C’est une belle lumière de fin d’après-midi, avec beaucoup de monde dans la rue mais il y a un calme et une sérénité que j’aime beaucoup. Le rappel des couleurs entre le jaune dominant qui répond au bleu des sacs plastiques, et les femmes en burqa qui traversent l’image.
J’ai d’autres photos plus fortes, mieux composées, avec des éléments graphiques intéressants ou encore des portraits intenses, mais cette image provoque beaucoup de sensations en moi, et c’est pour cela que je pense que c’est la plus belle à mes yeux, celle qui me donne envie de revivre ce moment précis à 100 %.
À VOUS DE NOUS POSER UNE QUESTION 🙂
Comment travaillez-vous précisément chez Carmencita Film Lab sur des images provenant de différents photographes, qui ont des styles et des manières de photographier très différents ?
Je suis toujours impressionné par les différences d’images et de rendus produits, tout en étant précis dans la livraison d’un travail qui répond à mes attentes (surtout pour ce projet au Pakistan !)
Merci pour votre travail incroyable et nos échanges toujours positifs pour arriver au résultat souhaité !
Nous suivons un processus de correction colorimétrique en deux étapes. La première étape a lieu au poste de scan, où nous effectuons les réglages de base de l’image. La deuxième étape est réalisée par notre équipe d’édition, qui adapte les réglages aux préférences individuelles du photographe.
C’est là que notre base de données s’avère utile 😉 Qu’ils soient amateurs ou pros, nous tenons un registre avec les profils de tous nos clients.
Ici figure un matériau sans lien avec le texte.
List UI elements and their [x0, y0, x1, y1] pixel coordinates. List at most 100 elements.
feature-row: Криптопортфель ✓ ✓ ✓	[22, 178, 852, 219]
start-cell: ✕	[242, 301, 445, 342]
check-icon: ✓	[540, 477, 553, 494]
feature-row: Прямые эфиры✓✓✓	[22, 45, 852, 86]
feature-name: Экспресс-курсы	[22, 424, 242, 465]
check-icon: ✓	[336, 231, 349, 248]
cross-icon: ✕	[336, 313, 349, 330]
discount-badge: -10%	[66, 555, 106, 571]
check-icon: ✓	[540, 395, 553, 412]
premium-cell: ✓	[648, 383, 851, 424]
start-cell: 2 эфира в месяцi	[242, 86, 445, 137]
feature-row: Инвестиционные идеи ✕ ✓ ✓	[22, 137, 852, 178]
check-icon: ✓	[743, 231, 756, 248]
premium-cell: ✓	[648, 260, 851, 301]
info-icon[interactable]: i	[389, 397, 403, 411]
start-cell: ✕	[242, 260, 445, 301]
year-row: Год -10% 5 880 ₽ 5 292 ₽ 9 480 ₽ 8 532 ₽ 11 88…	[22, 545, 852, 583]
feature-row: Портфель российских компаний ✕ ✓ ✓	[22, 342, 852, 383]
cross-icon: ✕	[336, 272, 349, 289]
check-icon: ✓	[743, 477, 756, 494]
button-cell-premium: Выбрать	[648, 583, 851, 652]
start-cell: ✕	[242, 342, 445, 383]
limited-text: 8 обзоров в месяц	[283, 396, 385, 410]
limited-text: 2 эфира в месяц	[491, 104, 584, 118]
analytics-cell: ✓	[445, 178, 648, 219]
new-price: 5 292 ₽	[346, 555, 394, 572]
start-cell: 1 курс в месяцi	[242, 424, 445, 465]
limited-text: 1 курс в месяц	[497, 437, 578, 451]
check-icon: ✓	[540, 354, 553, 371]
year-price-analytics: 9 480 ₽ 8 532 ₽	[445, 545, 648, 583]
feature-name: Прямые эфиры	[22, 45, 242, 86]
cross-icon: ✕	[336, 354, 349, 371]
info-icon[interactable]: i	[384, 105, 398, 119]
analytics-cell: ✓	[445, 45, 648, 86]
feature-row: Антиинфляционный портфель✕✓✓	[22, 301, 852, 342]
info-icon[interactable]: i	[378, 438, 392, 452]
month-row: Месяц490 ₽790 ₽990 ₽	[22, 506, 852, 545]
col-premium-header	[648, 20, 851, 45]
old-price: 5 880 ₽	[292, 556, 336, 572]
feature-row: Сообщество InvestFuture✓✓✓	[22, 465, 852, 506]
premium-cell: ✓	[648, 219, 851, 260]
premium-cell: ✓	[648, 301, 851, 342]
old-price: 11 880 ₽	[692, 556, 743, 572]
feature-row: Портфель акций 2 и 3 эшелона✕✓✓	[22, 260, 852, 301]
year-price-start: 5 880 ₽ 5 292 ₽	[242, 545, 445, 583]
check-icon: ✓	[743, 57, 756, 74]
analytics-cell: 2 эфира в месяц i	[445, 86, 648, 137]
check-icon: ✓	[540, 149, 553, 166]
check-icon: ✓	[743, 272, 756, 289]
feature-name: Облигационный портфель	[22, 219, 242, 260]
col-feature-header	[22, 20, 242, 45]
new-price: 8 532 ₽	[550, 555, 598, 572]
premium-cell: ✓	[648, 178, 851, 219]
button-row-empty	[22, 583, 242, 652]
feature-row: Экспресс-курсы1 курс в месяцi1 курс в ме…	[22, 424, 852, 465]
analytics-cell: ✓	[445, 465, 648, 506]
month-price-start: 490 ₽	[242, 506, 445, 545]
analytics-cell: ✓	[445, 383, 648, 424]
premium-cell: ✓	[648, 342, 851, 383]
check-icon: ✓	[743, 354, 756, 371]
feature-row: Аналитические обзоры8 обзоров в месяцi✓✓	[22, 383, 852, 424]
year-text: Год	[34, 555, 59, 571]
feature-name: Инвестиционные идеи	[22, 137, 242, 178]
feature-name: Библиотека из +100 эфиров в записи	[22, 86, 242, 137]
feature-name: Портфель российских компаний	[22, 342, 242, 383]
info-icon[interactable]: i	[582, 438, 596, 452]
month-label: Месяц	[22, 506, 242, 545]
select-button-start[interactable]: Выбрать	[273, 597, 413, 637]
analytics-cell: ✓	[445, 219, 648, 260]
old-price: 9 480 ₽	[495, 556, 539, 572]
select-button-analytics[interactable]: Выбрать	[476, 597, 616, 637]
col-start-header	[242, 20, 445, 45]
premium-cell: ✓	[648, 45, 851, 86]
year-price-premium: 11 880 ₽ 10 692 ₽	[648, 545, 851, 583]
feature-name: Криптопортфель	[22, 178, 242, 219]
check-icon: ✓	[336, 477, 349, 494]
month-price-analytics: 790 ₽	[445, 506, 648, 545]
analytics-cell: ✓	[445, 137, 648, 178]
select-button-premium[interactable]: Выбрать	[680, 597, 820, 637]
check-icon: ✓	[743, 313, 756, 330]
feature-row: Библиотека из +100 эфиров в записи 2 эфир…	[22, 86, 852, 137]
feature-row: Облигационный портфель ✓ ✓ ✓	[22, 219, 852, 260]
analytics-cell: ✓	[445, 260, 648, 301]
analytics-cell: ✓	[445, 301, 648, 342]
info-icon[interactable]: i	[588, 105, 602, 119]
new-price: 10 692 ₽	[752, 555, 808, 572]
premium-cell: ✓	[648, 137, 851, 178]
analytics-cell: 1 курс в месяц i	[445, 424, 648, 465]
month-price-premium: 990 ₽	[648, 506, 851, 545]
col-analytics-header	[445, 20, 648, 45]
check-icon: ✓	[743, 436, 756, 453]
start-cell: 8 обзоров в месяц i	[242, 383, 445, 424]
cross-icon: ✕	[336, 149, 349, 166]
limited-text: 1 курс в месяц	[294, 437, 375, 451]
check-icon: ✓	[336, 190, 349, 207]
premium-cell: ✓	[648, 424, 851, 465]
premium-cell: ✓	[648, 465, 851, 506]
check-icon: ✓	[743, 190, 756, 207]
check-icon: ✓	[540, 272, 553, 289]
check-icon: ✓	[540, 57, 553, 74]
Nous gardons une trace des préférences et des demandes spécifiques de chaque photographe, car chacun possède son propre style unique.
Cependant, l’élément le plus crucial de notre flux de travail est la communication ! C’est grâce à une communication continue entre nos clients et notre laboratoire que nous sommes en mesure de fournir les meilleurs résultats possibles.